Et l’auteur se sublime quand il passe dans le « nouveau monde », l’Amérique jeune et ambitieuse, assoiffée de territoires et d’espaces, et de richesses. Un pays qui se construit avec les bras des opprimés qui ont fui l’Europe mais qui n’hésitent pas à spolier les tribus indiennes et à les exterminer sous le prétexte qu’elles sont un frein au progrès. Un progrès au bien triste visage. Le récit de ce pays qui se métamorphose toutes les semaines, ce pays où des villes meurent aussi vite qu’elles naissent, un endroit où tout va trop vite, comme si les destins s’échappaient des mains des pionniers.
C’est dans ce décor fou que l’auteur vous entraine avec ces pages furieuses et pleines de vie et de mort. Voici un morceau de choix : Les fers de Walden (un cheval) et sa respiration faisaient le bruit d’un fantôme se traînant sur les dalles de pierre.
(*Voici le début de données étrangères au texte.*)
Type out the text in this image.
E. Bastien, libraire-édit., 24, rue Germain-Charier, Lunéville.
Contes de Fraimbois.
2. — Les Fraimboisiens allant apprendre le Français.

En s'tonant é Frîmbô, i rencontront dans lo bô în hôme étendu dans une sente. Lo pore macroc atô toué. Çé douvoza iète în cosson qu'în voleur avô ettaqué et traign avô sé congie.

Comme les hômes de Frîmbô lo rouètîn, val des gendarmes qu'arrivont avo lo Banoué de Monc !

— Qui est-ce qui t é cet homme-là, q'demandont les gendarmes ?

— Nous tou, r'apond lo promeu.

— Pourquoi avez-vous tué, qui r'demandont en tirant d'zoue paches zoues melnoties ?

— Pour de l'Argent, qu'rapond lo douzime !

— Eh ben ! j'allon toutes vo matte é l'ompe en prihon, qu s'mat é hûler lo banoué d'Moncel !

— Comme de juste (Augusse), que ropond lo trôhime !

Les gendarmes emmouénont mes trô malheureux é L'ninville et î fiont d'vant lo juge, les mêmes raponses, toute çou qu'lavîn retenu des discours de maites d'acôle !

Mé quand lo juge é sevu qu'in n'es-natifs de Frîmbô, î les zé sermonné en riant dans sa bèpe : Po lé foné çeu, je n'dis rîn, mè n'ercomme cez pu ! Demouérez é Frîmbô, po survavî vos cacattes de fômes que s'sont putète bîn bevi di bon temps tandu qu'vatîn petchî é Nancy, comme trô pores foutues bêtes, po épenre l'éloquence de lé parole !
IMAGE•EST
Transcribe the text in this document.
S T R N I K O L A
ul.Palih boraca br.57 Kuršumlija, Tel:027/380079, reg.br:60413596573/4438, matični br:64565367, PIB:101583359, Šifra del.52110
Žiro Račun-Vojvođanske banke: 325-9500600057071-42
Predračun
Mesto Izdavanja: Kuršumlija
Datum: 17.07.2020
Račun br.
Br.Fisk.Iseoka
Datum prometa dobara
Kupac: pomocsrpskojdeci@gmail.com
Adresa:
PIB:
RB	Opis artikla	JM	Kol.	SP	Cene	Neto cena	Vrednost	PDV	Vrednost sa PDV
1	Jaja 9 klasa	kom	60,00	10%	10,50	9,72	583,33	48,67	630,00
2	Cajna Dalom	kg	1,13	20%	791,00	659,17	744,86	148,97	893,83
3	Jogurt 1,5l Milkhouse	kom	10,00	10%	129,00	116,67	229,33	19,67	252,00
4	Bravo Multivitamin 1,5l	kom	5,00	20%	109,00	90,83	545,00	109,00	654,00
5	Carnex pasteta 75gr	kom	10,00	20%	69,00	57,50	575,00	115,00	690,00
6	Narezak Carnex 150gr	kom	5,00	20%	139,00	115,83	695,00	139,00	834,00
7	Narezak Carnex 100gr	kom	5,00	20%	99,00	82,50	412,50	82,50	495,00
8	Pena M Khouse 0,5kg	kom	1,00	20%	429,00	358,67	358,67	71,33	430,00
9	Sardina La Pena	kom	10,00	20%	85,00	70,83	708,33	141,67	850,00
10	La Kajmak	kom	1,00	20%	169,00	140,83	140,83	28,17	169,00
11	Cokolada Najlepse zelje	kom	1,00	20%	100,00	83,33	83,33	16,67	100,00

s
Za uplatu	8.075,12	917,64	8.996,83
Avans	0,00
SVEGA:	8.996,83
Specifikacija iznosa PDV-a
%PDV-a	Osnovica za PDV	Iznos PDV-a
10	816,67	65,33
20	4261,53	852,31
La lune se reflétait sur les façades blanches, illuminant la potence dressée et le corps immobile, suspendu à deux mètres du sol. La bête soufflait et son cavalier, encore abasourdi par la chevauchée, contempla le pendu gris de lune. Le visage du nègre était gonflé comme celui d’un noyé, sa langue énorme tombait sur son menton.
Je parie que vous y étiez, un court instant, sur la piste poussiéreuse, sur ce cheval fourbu, courbaturé et la tête levée vers ce pendu en clair-obscur.
Si vous ouvrez ce roman, cette chevauchée, vous allez voyager en géographie mais aussi voyager dans le temps. Une époque dure et incroyable.
Ce roman fait partie de ceux qui resteront et que je partagerais avec mes amis, je vais le faire vivre, voyager à son tour, de mains en mains, sous des yeux étonnés de tant de souffle.
C’est votre tour, faites votre sac, attendez-vous à de grands moments et à vivre des instants difficiles, mais au bout du compte, il restera l’émerveillement.